💵 Robo-Burgers n' Beer 💵
RoboBurger Robo-Raises Robo $10M
RoboBurger, the startup behind the eponymous hamburger-cooking vending machine, announced last week that it has raised a $10M Seed 2 round of funding in partnership with London-based private equity firm Promethean Investments.
The RoboBurger is pretty much what you’d expect — a burger joint in a box. As I wrote previously:
Customers place their order via touchscreen (not sure if there is a mobile option yet). RoboBurger then cooks the patty fresh, toasts the bun and can add ketchup, mustard and/or melted cheese before boxing it up and dispensing the finished burger in one of two delivery bays. RoboBurger is NSF Certified and according to the video above, the whole process takes under six minutes.
The fact that RoboBurger cooks a raw hamburger patty makes them different from just about every other food robot vending machine out there. Most food robot vending machines hold ingredients that are already pre-or par-cooked. It’s not hard to understand why. Handling raw meat requires additional layers of cleaning, sanitation and separation to prevent cross-contamination.
Plus, you need to really make sure you’re cooking to the proper temperature. Undercooked/raw pizza from a vending machine is one thing. An undercooked burger can mean 🤢🤮.
But RoboBurger appears to have cracked those particular codes. The company opened its first vending machine location in March of this year at a New Jersey (where the company is headquartered) mall. The company says it will use its new money to scale up production of the Mark 2 version of its robot.
I’m still a big believer in the food vending machine space. The systems are making increasingly complex meals, and their small footprints mean that you can basically build a food court in a hotel lobby or airport alcove.
Speaking of vending machine fundraising… and, not for nothin’, things that go well with burgers.
EBar Crowdfunded £844,000 for Perfectly Poured Pints
Across the pond, the Aberdeen, UK-based EBar announced this week that it has raised £844,000 (~$968,000 USD) via an equity crowdfunding campaign. The company says it has raised more than £2 million in equity financing since its inception.

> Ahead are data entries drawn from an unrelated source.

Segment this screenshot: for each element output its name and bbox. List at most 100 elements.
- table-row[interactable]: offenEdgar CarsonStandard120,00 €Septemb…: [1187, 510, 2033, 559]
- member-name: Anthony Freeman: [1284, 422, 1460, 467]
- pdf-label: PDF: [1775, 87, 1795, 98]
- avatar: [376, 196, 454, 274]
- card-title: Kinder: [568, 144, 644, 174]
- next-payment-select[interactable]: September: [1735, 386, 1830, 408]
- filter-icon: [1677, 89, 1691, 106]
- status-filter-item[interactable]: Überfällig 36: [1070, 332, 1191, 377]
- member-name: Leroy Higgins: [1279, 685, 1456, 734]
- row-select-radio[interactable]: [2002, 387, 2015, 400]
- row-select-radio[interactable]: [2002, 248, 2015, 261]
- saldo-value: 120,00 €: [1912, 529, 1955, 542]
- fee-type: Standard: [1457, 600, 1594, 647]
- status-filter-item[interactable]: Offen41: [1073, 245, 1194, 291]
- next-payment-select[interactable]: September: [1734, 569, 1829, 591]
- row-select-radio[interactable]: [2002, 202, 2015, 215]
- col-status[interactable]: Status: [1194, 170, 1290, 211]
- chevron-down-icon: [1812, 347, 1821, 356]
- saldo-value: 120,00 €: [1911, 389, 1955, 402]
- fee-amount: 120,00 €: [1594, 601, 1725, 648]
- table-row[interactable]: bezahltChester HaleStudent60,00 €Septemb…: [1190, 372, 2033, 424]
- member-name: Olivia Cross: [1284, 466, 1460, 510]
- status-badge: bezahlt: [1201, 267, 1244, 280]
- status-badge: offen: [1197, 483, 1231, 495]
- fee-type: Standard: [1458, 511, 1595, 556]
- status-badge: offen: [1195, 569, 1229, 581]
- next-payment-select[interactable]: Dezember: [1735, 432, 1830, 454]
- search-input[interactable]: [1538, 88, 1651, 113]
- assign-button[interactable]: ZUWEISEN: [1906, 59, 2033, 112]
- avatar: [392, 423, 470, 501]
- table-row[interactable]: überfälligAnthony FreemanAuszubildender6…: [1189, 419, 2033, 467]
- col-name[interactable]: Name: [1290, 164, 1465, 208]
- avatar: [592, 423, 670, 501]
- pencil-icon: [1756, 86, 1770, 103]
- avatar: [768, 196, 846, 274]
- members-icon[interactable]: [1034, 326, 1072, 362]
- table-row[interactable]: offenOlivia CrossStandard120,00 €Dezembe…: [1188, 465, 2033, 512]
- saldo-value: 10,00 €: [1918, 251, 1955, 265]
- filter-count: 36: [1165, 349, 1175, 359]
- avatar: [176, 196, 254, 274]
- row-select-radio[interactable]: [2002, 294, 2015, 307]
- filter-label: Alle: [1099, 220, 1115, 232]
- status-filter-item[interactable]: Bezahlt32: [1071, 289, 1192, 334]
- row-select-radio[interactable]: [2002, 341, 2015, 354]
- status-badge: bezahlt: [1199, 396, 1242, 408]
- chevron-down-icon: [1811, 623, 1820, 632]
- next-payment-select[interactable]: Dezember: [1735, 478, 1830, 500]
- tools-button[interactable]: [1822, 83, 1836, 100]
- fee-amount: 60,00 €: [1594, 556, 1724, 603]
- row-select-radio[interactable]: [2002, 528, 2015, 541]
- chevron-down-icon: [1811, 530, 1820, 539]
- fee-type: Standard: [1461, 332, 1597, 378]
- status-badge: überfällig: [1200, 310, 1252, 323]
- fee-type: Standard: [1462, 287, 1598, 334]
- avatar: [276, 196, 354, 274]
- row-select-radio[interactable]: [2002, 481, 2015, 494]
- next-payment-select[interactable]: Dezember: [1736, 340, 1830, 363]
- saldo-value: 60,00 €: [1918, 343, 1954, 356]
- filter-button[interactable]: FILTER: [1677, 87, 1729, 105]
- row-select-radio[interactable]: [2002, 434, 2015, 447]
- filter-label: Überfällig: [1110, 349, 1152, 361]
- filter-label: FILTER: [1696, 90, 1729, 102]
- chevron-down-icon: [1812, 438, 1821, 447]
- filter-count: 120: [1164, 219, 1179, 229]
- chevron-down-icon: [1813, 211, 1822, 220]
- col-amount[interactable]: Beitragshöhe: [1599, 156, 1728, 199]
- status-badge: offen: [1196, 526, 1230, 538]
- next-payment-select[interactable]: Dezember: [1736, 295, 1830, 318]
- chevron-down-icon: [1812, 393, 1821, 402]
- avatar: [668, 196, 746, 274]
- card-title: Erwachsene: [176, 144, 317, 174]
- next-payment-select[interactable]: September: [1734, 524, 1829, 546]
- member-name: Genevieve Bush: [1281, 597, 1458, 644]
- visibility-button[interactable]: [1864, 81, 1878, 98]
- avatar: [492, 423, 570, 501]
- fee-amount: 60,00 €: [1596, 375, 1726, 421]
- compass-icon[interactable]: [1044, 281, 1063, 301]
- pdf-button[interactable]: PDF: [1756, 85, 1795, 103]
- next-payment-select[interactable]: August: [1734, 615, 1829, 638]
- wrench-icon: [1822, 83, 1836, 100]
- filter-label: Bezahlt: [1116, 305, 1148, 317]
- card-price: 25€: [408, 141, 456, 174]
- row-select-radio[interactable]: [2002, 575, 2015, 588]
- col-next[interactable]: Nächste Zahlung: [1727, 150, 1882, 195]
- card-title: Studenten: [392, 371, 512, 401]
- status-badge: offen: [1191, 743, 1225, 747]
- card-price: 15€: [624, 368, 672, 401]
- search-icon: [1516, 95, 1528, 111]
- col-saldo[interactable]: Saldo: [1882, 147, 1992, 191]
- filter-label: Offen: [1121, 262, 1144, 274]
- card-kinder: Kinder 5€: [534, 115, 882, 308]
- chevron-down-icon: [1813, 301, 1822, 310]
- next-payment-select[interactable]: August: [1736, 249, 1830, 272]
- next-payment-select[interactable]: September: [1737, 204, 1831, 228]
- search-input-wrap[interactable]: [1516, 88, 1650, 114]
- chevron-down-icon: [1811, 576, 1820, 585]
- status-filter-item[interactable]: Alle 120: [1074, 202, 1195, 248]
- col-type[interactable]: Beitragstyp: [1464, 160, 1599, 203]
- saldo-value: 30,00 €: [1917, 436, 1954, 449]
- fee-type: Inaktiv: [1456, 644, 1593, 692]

EBar makes beer vending machines that can pour out a perfect pint in 30 seconds. These machines are then beers-as-a-service. They are installed at venues for sports matches, concerts, etc. and once the event is done, the EBars are packed up and shipped to the next event. EBar doesn’t charge anything up-front and instead takes a percentage of sales.
I don’t even like beer and I think this is a great idea.
The machines are workhorses, pumping out 300 beers per hour. There doesn’t need to be any artistry here. Just crank out pints quickly so people can get their beers and back to their seats without standing in line and missing all the action.
According to the press announcement, over the past six months, EBars have been deployed to more than 40 sports and entertainment venues, sold more than 170,000 pints and “achieved over £1M in platform sales.”
That’s a lot of pints (hope venues have directed budgets to build bigger bathrooms).